Ailleurs, les communautés récoltent des produits de première nécessité, comme de la nourriture et des produits d’hygiène.
Pour la Syrie, la situation est plus compliquée. Dans ce pays en guerre, il est quasiment impossible d’envoyer de l’argent ou du matériel directement depuis la Suisse.
Un cocktail explosif
Si les séismes ont touché l’une des régions les plus géologiquement délicates de la planète, ils affectent aussi une des zones les plus turbulentes politiquement. En termes d’acheminent de l’aide aux victimes, les difficultés sont décuplées.
Le drame touche également deux pays dans des situations très différentes.
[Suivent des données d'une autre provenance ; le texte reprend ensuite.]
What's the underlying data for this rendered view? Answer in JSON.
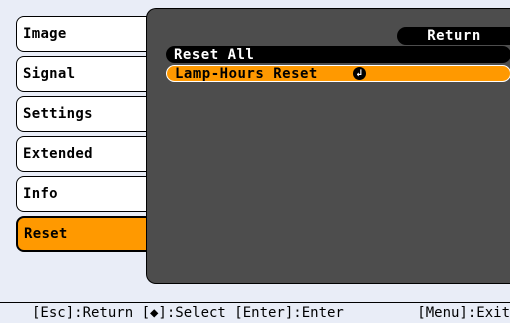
{
  "sidebar": {
    "tabs": [
      {
        "label": "Image"
      },
      {
        "label": "Signal"
      },
      {
        "label": "Settings"
      },
      {
        "label": "Extended"
      },
      {
        "label": "Info"
      },
      {
        "label": "Reset"
      }
    ],
    "active_index": 5
  },
  "panel": {
    "return_label": "Return",
    "items": [
      {
        "label": "Reset All"
      },
      {
        "label": "Lamp-Hours Reset",
        "icon": "enter-icon"
      }
    ],
    "selected_index": 1
  },
  "statusbar": {
    "left_text": "[Esc]:Return [◆]:Select [Enter]:Enter",
    "right_text": "[Menu]:Exit"
  },
  "colors": {
    "background": "#e9edf7",
    "panel": "#4d4d4d",
    "highlight": "#ff9900",
    "tab": "#ffffff",
    "black": "#000000"
  }
}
Car, à l’inverse de la Turquie, la Syrie est en guerre.
Interrogé par la RTS, Didier Billion, directeur adjoint du laboratoire d’idées IRIS et spécialiste du Moyen-Orient et de la Turquie, estime que «dans les jours et les semaines à venir, la grande question va être l’organisation et la rationalisation de l’afflux des secours». Dans cette optique, il rappelle l’importance de Bab al-Hawa, unique point de passage entre la Turquie et la Syrie garanti par une résolution du Conseil de sécurité des Nations Unies.
Or la route qui mène au point de passage a été endommagée, ce qui perturbe temporairement l’acheminement de l’aide, a indiqué mardi le porte-parole des Nations Unies.
Pour Didier Billion, il faudrait multiplier les points de passages, voire envisager de passer par le sud, c’est-à-dire par Damas. «Mais se pose alors le problème de l’attitude du gouvernement syrien», poursuit-il, craignant la «paranoïa aiguë» du gouvernement de Bachar al-Assad.
Du côté de la Turquie, dans un contexte politique très polarisé et explosif, «pour le moment, l’union nationale prévaut», salue le chercheur. «Mais la vie politique a ses lois, et la situation est très polarisée, dans un contexte de pré-campagne électorale, il risque d’y avoir une forme d’instrumentalisation dans les jours ou les semaines à venir», déplore-t-il.
Selon le Département fédéral des affaires étrangères (DFAE), le tremblement de terre en Syrie s’ajoute à une situation déjà très précaire dans le pays et nécessite une réponse à moyen terme. Le bureau humanitaire à Damas, ainsi que les représentations suisses dans la région sont en train de déterminer les besoins et comment y répondre au mieux.